Graham Platner, a phony populist, rebranded rich kid, and self-described communist, is now the Democrats’ presumptive nominee for U.S. Senate in Maine. Barring unforeseen events, he will face centrist Sen. Susan Collins (R-ME) in November’s general election. He currently leads her in the polling average (though it’s always worth noting that Collins famously trailed in every single public poll before comfortably winning reelection in 2020).
Platner is a candidate with an extraordinary amount of baggage, which Democratic base voters have eagerly embraced as features, not bugs. Their own party’s incumbent governor didn’t stand a chance in the primary race, as she couldn’t compete with his Nazi tattoo, profane “authenticity,” and full-blown, belligerent policy extremism. She dropped out last week. Democrats want him. His chorus of defenders is left dismissing and downplaying his Nazi tattoo in various ways, claiming that he’d emerged from a “rough period” in his life. He’s “struggled” in his past, they admonish voters, evidently unaware of the very awkward historical reference that particular word choice invites.
Others pretend that he didn’t really understand the meaning or history behind his tattoo, which has been one of his shifting excuses for why he selected the well-known Nazi image to be permanently inked on his body (he later tried to blame U.S. military culture). For reference, one conservative writer notes that the “Totenkopf” image is “not just a Nazi symbol. It’s very specific. The tattoo of [Totenkopf] that he has on his chest is of the Nazi watch guards who stood over concentration camps watchtowers and purposely shot Jews at will from within those walls.”

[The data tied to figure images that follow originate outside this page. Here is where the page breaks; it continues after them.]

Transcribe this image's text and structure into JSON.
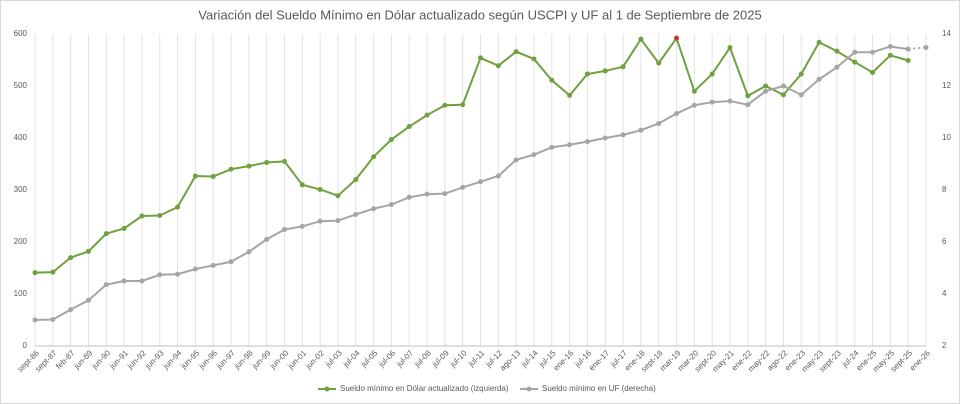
{
  "chart_data": {
    "type": "line",
    "title": "Variación del Sueldo Mínimo en Dólar actualizado según USCPI y UF al 1 de Septiembre de 2025",
    "categories": [
      "sept-86",
      "sept-87",
      "feb-87",
      "jun-89",
      "jun-90",
      "jun-91",
      "jun-92",
      "jun-93",
      "jun-94",
      "jun-95",
      "jun-96",
      "jun-97",
      "jun-98",
      "jun-99",
      "jun-00",
      "jun-01",
      "jun-02",
      "jul-03",
      "jul-04",
      "jul-05",
      "jul-06",
      "jul-07",
      "jul-08",
      "jul-09",
      "jul-10",
      "jul-11",
      "jul-12",
      "ago-13",
      "jul-14",
      "jul-15",
      "ene-16",
      "jul-16",
      "ene-17",
      "jul-17",
      "ene-18",
      "sept-18",
      "mar-19",
      "mar-20",
      "sept-20",
      "may-21",
      "ene-22",
      "may-22",
      "ago-22",
      "ene-23",
      "may-23",
      "sept-23",
      "jul-24",
      "ene-25",
      "may-25",
      "sept-25",
      "ene-26"
    ],
    "series": [
      {
        "name": "Sueldo mínimo en Dólar actualizado (izquierda)",
        "color": "#70a040",
        "axis": "y",
        "highlight_index": 36,
        "highlight_color": "#c0392b",
        "values": [
          141,
          142,
          170,
          182,
          216,
          226,
          250,
          251,
          267,
          327,
          326,
          340,
          346,
          353,
          355,
          310,
          301,
          289,
          320,
          364,
          397,
          422,
          444,
          463,
          464,
          554,
          539,
          566,
          552,
          511,
          482,
          523,
          529,
          537,
          590,
          544,
          592,
          490,
          523,
          574,
          481,
          500,
          483,
          523,
          584,
          567,
          546,
          526,
          559,
          549,
          null
        ]
      },
      {
        "name": "Sueldo mínimo en UF (derecha)",
        "color": "#a5a5a5",
        "axis": "y2",
        "values": [
          3.0,
          3.02,
          3.4,
          3.76,
          4.36,
          4.5,
          4.5,
          4.74,
          4.76,
          4.96,
          5.1,
          5.24,
          5.62,
          6.1,
          6.48,
          6.6,
          6.8,
          6.82,
          7.06,
          7.28,
          7.44,
          7.72,
          7.84,
          7.86,
          8.1,
          8.32,
          8.54,
          9.16,
          9.36,
          9.64,
          9.74,
          9.86,
          10.0,
          10.12,
          10.3,
          10.56,
          10.94,
          11.26,
          11.38,
          11.42,
          11.28,
          11.8,
          12.0,
          11.66,
          12.26,
          12.72,
          13.3,
          13.3,
          13.52,
          13.42,
          13.48
        ]
      }
    ],
    "ylim": [
      0,
      600
    ],
    "yticks": [
      0,
      100,
      200,
      300,
      400,
      500,
      600
    ],
    "y2lim": [
      2,
      14
    ],
    "y2ticks": [
      2,
      4,
      6,
      8,
      10,
      12,
      14
    ],
    "grid": "x",
    "legend": "bottom"
  }
}
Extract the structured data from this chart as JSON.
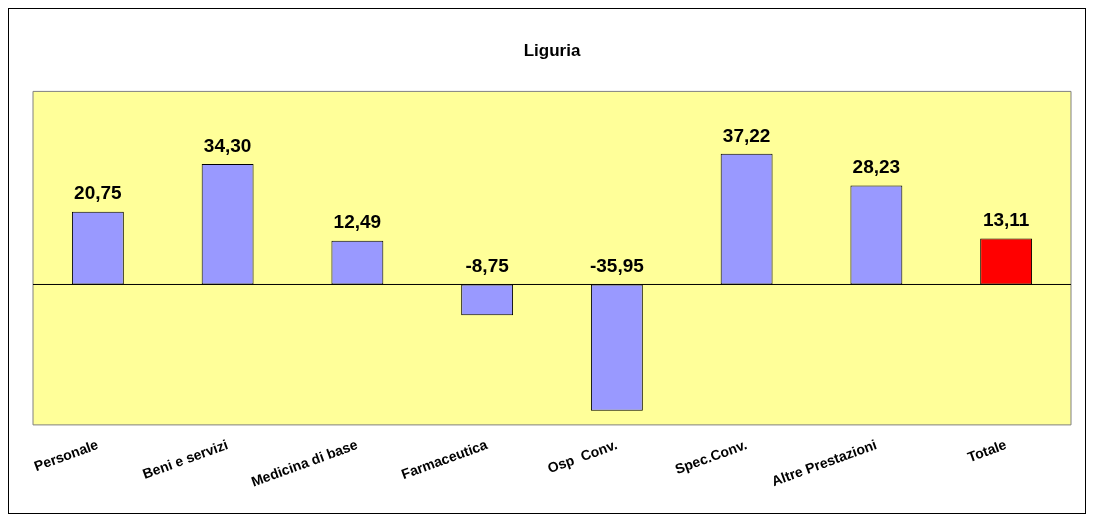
{
  "chart_data": {
    "type": "bar",
    "title": "Liguria",
    "categories": [
      "Personale",
      "Beni e servizi",
      "Medicina di base",
      "Farmaceutica",
      "Osp  Conv.",
      "Spec.Conv.",
      "Altre Prestazioni",
      "Totale"
    ],
    "values": [
      20.75,
      34.3,
      12.49,
      -8.75,
      -35.95,
      37.22,
      28.23,
      13.11
    ],
    "colors": [
      "#9999ff",
      "#9999ff",
      "#9999ff",
      "#9999ff",
      "#9999ff",
      "#9999ff",
      "#9999ff",
      "#ff0000"
    ],
    "value_labels": [
      "20,75",
      "34,30",
      "12,49",
      "-8,75",
      "-35,95",
      "37,22",
      "28,23",
      "13,11"
    ],
    "ylim": [
      -40,
      55
    ],
    "legend": false,
    "grid": false
  }
}
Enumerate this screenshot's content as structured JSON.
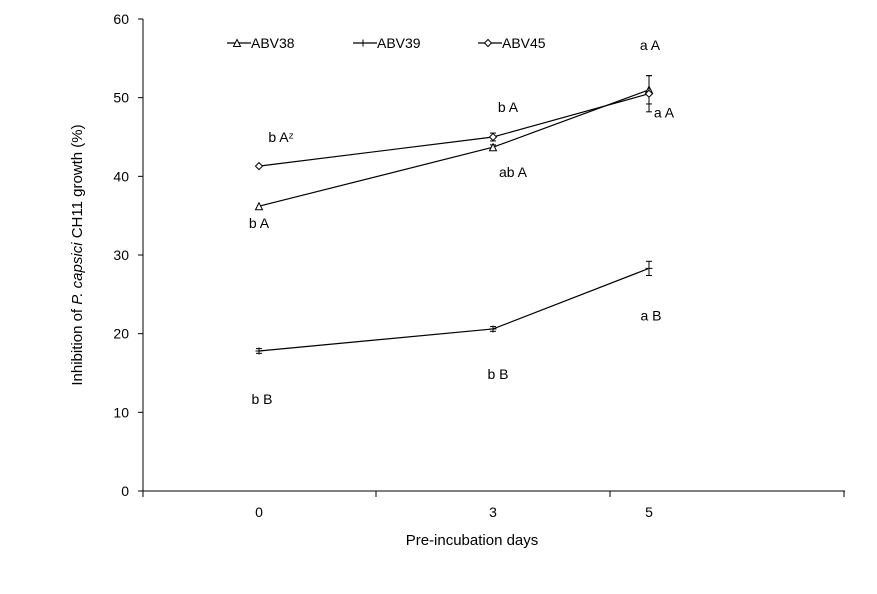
{
  "chart_data": {
    "type": "line",
    "xlabel": "Pre-incubation days",
    "ylabel_prefix": "Inhibition of ",
    "ylabel_italic": "P. capsici",
    "ylabel_suffix": " CH11 growth (%)",
    "ylim": [
      0,
      60
    ],
    "yticks": [
      "0",
      "10",
      "20",
      "30",
      "40",
      "50",
      "60"
    ],
    "x": [
      0,
      3,
      5
    ],
    "xtick_labels": [
      "0",
      "3",
      "5"
    ],
    "xlim": [
      -1.5,
      7.5
    ],
    "legend_position": "top-left",
    "grid": false,
    "series": [
      {
        "name": "ABV38",
        "marker": "triangle",
        "values": [
          36.2,
          43.7,
          51.0
        ],
        "errors": [
          0,
          0.3,
          1.8
        ],
        "labels": [
          "b A",
          "ab A",
          "a A"
        ]
      },
      {
        "name": "ABV39",
        "marker": "plus",
        "values": [
          17.8,
          20.6,
          28.3
        ],
        "errors": [
          0.3,
          0.3,
          0.9
        ],
        "labels": [
          "b B",
          "b B",
          "a B"
        ]
      },
      {
        "name": "ABV45",
        "marker": "diamond",
        "values": [
          41.3,
          45.0,
          50.5
        ],
        "errors": [
          0,
          0.5,
          2.3
        ],
        "labels": [
          "b Aᶻ",
          "b A",
          "a A"
        ]
      }
    ]
  }
}
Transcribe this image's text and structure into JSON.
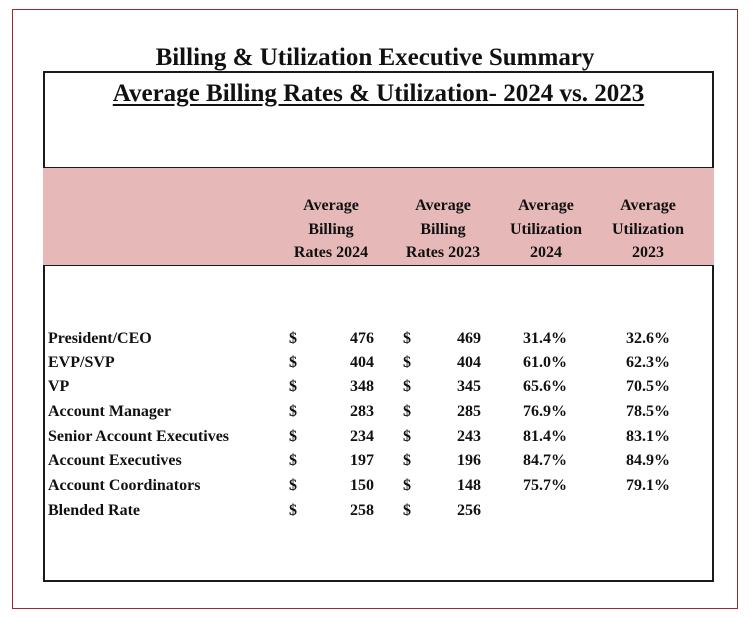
{
  "title": "Billing & Utilization Executive Summary",
  "subtitle": "Average Billing Rates & Utilization- 2024 vs. 2023",
  "columns": [
    {
      "line1": "Average",
      "line2": "Billing",
      "line3": "Rates 2024"
    },
    {
      "line1": "Average",
      "line2": "Billing",
      "line3": "Rates 2023"
    },
    {
      "line1": "Average",
      "line2": "Utilization",
      "line3": "2024"
    },
    {
      "line1": "Average",
      "line2": "Utilization",
      "line3": "2023"
    }
  ],
  "currency_symbol": "$",
  "rows": [
    {
      "role": "President/CEO",
      "rate_2024": "476",
      "rate_2023": "469",
      "util_2024": "31.4%",
      "util_2023": "32.6%"
    },
    {
      "role": "EVP/SVP",
      "rate_2024": "404",
      "rate_2023": "404",
      "util_2024": "61.0%",
      "util_2023": "62.3%"
    },
    {
      "role": "VP",
      "rate_2024": "348",
      "rate_2023": "345",
      "util_2024": "65.6%",
      "util_2023": "70.5%"
    },
    {
      "role": "Account Manager",
      "rate_2024": "283",
      "rate_2023": "285",
      "util_2024": "76.9%",
      "util_2023": "78.5%"
    },
    {
      "role": "Senior Account Executives",
      "rate_2024": "234",
      "rate_2023": "243",
      "util_2024": "81.4%",
      "util_2023": "83.1%"
    },
    {
      "role": "Account Executives",
      "rate_2024": "197",
      "rate_2023": "196",
      "util_2024": "84.7%",
      "util_2023": "84.9%"
    },
    {
      "role": "Account Coordinators",
      "rate_2024": "150",
      "rate_2023": "148",
      "util_2024": "75.7%",
      "util_2023": "79.1%"
    },
    {
      "role": "Blended Rate",
      "rate_2024": "258",
      "rate_2023": "256",
      "util_2024": "",
      "util_2023": ""
    }
  ],
  "colors": {
    "accent_frame": "#9b2a2a",
    "header_band": "#e6b9b8"
  }
}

Platner has recently stated that he was “appalled” to learn of his tattoo’s Nazi symbolism, explaining that he simply thought it was a cool-looking, generic skull and crossbones. There’s just one minor problem with this spin: It’s demonstrably untrue. A CNN investigation found that Platner acknowledged the Nazi connection for years, in private conversations and online postings. The article cites two acquaintances who confirm that Platner spoke about the Nazi connotations years before the present controversy.
Add to the mix Platner’s own former campaign manager, who quit working for him and refused to sign a lucrative nondisclosure agreement. “Graham has an antisemitic tattoo on his chest,” she wrote in a social media post, and “he knows damn well what it means.” Again, that is the woman who was running his campaign. Platner chose his Nazi tattoo, lied about his Nazi tattoo, apologized for and covered up his Nazi tattoo (upon “discovering” what it was), then effectively un-apologized for it when he realized his core supporters either don’t care or affirmatively love it. Apropos of nothing, Platner has also become an obsessive and virulent critic of Israel, the world’s lone, tiny Jewish state, a prerequisite for “progressive” adoration these days.
Anti-American Communist streamer Hasan Piker, who said America deserved 9/11, has publicly praised Platner’s long-standing “pro-Hamas” views (his phrasing, meant as a compliment). Platner has also “promoted a social media post from the neo-Nazi Holocaust denier Stew Peters, and he also sat for a lengthy interview with antisemitic conspiracy theorist Nate Cornacchia, claiming he was a longtime fan,” as chronicled by Philip Klein.
None of us can have perfect knowledge of what resides in Platner’s heart, but we do know what is tattooed on it. The demands that people move past this serious judgment and character red flag, among several others, are particularly rich coming from a political party that routinely and baselessly smears its opponents as Nazis. But their guy’s Nazi tattoo requires nuance, you see. “People can change,” leftist commentators bleat, urging a level of forbearance and forgiveness they would literally never extend to a Republican candidate. “Mainstream” Democrats seem to have made their peace with all of this. They want control of the Senate, so just win, baby. He may be a Nazi tattoo Communist, but he’s their Nazi tattoo Communist. Relatedly, what becomes of their hectoring, utterly empty “Country Over Party” sloganeering remains to be seen.
THE DEMOCRATS ARE ACTUALLY GOING TO VOTE FOR A NAZI
This motto has been endlessly invoked by leftists and their journalist allies in recent years, as a means of scolding and shaming Trump supporters. The gist of the sentiment is that opposing Trump is too important for the country to fall along partisan lines. It’s an attempted appeal to patriotism, launched by members of a political coalition that hardly prizes love of country (that’s not a cheap shot or smear. It’s what they themselves tell pollsters, especially when their ‘side’ is out of power).
If the “country over party” lecturers cannot bring themselves to oppose someone like Graham Platner against Susan Collins, a liberal-centrist Republican who might as well be the platonic ideal of what they pretend to value in a “good” Republican (she even voted to convict Trump after his second, post-Jan. 6 impeachment), they should abandon their entire, phony guilt trip. “Country over party” as a one-way partisan racket exposes the “principle” at stake for what it actually is: A cynical power play from party-over-country poseurs.